Дочь пастора - страница 9
А вечером, когда она легла в чужую, холодную постель – её отец был уже далеко – она почувствовала себя такой покинутой и так горько стало ей быть вдали от матери, что она уже не в силах была сдерживаться, дала волю слезам и спряталась с головой под одеяло, чтобы никто не помешал ей выплакаться в покое. Прежде чем уснуть, она подумала о себе, что она похожа на жалкую, брошенную тряпку, которую всякий может рвать и топтать, как хочет…
Утром она почувствовала себя спокойнее, но в школе сознание одиночества снова овладело ею. Она одна не знала, как надо было вести себя и что следовало делать, тогда как все другие, по-видимому, прекрасно знали это, но не хотели ей помочь. Потом когда учителя расспрашивали её, а она не знала, что отвечать, все смотрели на нее, не спуская глаз, и некоторые показывали на неё пальцем. Притом всё здесь было иначе, чем дома; все было так неуютно, велико, холодно, угловато и свеже-выкрашено. Даже запах классных комнат и столиков был какой-то особенный и тяжелый.
В пансионе, где она жила, было не лучше. Притом она всё время чувствовала себя неспокойно, постоянно опасаясь уронить что-нибудь, задеть за всюду нагроможденную мебель, споткнуться через половик. Говорить она тоже боялась, опасаясь, что голос её будет слишком громок или слишком тих для этого места, и предвидя укоризненный взгляд, каким наградит её чопорная «тётя», если она скажет что-нибудь не так.

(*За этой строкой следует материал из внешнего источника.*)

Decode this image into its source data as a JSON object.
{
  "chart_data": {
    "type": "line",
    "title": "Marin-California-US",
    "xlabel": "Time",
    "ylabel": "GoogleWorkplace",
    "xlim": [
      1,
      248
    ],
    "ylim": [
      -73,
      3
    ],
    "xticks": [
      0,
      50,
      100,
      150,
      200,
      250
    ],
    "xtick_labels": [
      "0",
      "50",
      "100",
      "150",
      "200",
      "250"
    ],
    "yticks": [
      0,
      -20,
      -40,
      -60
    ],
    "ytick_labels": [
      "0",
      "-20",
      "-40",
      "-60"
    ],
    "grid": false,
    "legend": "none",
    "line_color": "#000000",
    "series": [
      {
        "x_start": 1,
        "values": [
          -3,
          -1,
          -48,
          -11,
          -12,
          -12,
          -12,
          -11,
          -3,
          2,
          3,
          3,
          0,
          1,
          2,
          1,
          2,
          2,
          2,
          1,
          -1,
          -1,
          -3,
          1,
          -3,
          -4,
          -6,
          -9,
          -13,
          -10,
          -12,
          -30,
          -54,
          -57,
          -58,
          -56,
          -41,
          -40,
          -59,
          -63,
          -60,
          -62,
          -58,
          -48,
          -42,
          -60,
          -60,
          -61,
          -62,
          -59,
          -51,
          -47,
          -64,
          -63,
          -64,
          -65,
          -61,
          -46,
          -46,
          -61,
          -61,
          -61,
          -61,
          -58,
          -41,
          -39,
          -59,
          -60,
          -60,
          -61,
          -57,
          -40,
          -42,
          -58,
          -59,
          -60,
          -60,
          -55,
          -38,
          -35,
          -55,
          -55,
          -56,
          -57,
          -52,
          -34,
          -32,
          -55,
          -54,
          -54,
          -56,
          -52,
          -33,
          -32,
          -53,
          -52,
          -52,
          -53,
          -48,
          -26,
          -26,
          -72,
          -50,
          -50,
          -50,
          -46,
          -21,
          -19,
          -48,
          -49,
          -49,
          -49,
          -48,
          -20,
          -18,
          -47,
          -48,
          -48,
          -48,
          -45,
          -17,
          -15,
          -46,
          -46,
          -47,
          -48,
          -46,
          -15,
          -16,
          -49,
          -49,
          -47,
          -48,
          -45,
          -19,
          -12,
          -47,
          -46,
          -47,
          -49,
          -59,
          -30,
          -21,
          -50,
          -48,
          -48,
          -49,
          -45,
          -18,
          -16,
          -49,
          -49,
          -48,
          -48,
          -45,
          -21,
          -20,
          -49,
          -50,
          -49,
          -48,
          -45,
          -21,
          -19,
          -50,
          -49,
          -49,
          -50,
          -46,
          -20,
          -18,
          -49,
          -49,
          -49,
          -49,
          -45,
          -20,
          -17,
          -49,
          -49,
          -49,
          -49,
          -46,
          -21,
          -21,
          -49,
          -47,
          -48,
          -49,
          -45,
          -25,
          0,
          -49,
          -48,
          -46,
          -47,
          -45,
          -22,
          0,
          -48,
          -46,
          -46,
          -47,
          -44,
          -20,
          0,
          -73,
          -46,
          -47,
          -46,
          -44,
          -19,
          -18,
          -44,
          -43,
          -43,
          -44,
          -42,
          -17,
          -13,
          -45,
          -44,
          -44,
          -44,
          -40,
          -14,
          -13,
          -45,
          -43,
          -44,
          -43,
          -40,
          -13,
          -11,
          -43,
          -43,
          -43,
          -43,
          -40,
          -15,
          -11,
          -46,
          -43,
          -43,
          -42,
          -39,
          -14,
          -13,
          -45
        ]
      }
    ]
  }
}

Зато вечером, когда она осталась наконец одна в своей комнате, нравственное напряжение, в котором она находилась целый день, разразилось еще более горькими слезами, чем накануне. Рыдания положительно душили её, и ей приходилось затыкать рот судорожно сжатыми кулачками, чтобы заглушить рвавшиеся из груди стоны. Когда это не помогло, она бросилась на постель, как была, совсем одетая, повернулась на живот и закрыла лицо в подушках…
Теперь ей казалось, что она умрёт тут же, на этой постели, если ей нельзя будет уехать домой. Страшнее всего казалось опять идти в эту школу, где она не знала, как надо было держать себя, где она с трудом находила своё место и где все смотрели на неё. Опять её за руку отведут на место и станут учить, а она опять ничего не поймёт, и все другие девочки будут фыркать со смеху, поглядывая на неё…
Снова рыдания потрясали её, точно сердце её разрывалось на части.
Нет, прочь отсюда! Домой… сейчас же… Можно ведь убежать, идти пешком, расспрашивая дорогу у мужиков!.. На дворе бушевала буря… Бежать в такую погоду было страшно… Да и ясно ведь становилось, что никогда она не посмеет бежать из пансиона.
При этой мысли Элли разрыдалась так, что ей стало больно во всем теле.
Но если нельзя бежать, она может ведь написать матери. Так она и сделает! Она попросит мать сейчас же приехать за ней, а до её приезда не станет выходить из комнаты… ни на шаг! Она не пойдет в школу… и не будет ничего есть… Здесь… на этой кровати… и совсем одетая… останется она до приезда матери.
Она плакала, пока не уснула и в платье проспала до утра. Ей приснилось, что она лежит дома в постели матери… позади неё у стены… свернувшись калачиком и положив голову матери на плечо… Так живо представился ей этот сон, что, даже проснувшись утром, она некоторое время воображала себя дома.
Но вот позади неё у окна послышался шорох и, оглянувшись, она увидела «тётю» в утреннем костюме, занятую поливкой цветов. Сразу вспомнилось Элли, где она и что с нею!.. Рыдания снова подступили ей к горлу. Но в то же время она вспомнила, что лежит совсем одетая, и так испугалась, что тётя рассердится, заметив это, что горе сразу рассеялось. Элли чувствовала, что тётя непременно придёт в негодование, как только увидит её в платье, и не могла себе представить, как поступают, когда сердится чужой человек… К счастию, учительница так была занята своими цветами, что ничего не заметила.